High value scarce skill hires hold out for the privilege of working from home and choosing which hours are in the office in person and which are remote - and CHROs are happy to use the offer as a carrot to sweeten the deal.

It is a two- edged sword. Working from home still requires real boundaries, which many of us have struggled to get right in the two-and-a-half years that we have been fiddling with the concept.

It needs proper negotiation and this means discussing with your principal not just when you’ll be at the office but when you’ll be available remotely. Working from home should not be any different from working from the office – for either the employee or the employer – but that’s where things invariably get lost in translation.

I’ve seen too many instances this year where the CEO will be sitting in a board meeting and reach for their phone to phone an employee to get them to answer a pertinent question only for that person to either refuse to take the call or cut their boss short because they are watching their kids do ballet or play soccer.

If you wouldn’t behave like that in the office – skive off to be with your kids – then you shouldn’t be doing that because of WFH, because then it becomes WTF? But it also cuts both ways; you shouldn’t have to take calls after hours and over weekends either – unless that’s the nature of your job because of your seniority in the company. If that is the case, suck it up, you’re getting paid for it.

People with scarce skills have to be very careful in this brand new normal, brave new world that we live in. Loyalty is important. If it becomes all about you, don’t be surprised when the company that is hiring you, just as quickly looks elsewhere for those same scarce skills. The beauty of WFH is that home can be anywhere in the world, literally, as long as there is a decent fibre link for high speed connectivity. Just like call centres were outsourced to Ireland and then India, you might find your job being filled from the global talent pool too.

The second rotten fruit of the COVID 19 harvest for scarce skill professionals could well turn out to be the decision to begin actively re-recruiting retired experienced professionals for short term contracts. We saw this a lot with State Owned Enterprises (SOEs) needing urgent interventions without having to deal with any issues of extended tenure once the work was done.

This is tailor made for the retirees because none of them are looking for long time positions – because they are already retired. But it does add another nuance to the whole argument of being paid on output rather than the traditional package which includes being in the office.

If there is no need to show the old loyalty to staff who come to work 21 days a month with two day weekends, but rather move to output and outcomes based remuneration irrespective of where it is sourced or who it is provided for, you will discover that the work/life balance debate has just got very complicated all of a sudden.

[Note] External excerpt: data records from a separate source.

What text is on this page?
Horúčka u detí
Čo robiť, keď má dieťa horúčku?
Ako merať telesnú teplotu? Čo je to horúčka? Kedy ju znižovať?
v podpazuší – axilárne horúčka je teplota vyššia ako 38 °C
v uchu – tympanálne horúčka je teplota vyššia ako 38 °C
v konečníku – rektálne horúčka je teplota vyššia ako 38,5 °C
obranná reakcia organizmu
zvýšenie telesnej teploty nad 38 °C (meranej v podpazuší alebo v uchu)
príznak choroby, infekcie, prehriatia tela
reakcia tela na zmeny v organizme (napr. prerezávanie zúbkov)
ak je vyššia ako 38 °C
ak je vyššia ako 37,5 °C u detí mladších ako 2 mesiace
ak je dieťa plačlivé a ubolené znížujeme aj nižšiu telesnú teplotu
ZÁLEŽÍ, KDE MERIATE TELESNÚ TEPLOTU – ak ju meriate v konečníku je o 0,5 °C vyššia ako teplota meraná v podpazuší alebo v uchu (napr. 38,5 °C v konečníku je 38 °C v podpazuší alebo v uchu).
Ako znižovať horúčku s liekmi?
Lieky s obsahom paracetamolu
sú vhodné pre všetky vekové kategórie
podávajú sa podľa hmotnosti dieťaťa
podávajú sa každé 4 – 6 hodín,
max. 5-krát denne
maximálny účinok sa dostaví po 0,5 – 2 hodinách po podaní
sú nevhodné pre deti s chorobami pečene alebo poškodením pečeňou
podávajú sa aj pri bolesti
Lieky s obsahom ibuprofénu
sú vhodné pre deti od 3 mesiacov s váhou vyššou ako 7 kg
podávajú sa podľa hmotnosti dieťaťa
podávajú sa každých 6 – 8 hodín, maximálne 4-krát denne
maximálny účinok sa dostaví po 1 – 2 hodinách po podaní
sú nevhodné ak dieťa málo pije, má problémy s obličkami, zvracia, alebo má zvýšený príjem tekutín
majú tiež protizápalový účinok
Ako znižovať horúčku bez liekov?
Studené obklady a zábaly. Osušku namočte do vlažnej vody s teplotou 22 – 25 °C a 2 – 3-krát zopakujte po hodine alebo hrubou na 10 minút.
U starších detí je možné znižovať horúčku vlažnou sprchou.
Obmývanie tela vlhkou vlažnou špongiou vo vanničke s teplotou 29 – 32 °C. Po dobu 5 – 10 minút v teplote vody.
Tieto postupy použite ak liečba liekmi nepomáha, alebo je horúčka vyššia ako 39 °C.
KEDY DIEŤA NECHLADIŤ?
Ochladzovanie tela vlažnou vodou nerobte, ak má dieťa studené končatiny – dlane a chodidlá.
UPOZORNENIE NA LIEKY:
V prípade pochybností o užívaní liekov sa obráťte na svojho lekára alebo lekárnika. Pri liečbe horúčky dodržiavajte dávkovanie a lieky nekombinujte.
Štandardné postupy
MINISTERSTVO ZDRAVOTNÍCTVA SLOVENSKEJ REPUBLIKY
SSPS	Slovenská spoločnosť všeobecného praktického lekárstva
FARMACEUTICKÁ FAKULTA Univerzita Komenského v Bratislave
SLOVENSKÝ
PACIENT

It’s something, to be honest, that not too many scarce skill workers saw coming. They thought they held all the cards, so they called the shots. In some cases, the tail started to wag the dog. Now the dog’s wagging the tail again, with C-Suite executives finding those skills wherever and however for how long the job needs – even if the provider is retired and living their best life in Hermanus.

To keep the gig, you’ve got to be always on, always available and that’s going to mean putting the kids on mute, ordering them an Uber after the match and getting yourself to that board meeting – if you don’t want to be outsourced by a retirement village.

I think the key to next year is going to be not so much work/life balance, but more work/life integration – in a way that suits both parties. What you can have, that the old timer might not have, is a better attitude. A lot of the retirees come to the party with a “When-we” attitude always harking back to their past, which takes a bit of managing by executives who might even feel a little threatened or at least exasperated by it. That could be your competitive advantage – if you’ve both got the same skillset. In the end, everything might have changed in the new normal, but working with decent reasonable people who deliver will always trump working with people with attitude.

Make that your new year’s resolution – and manifest it!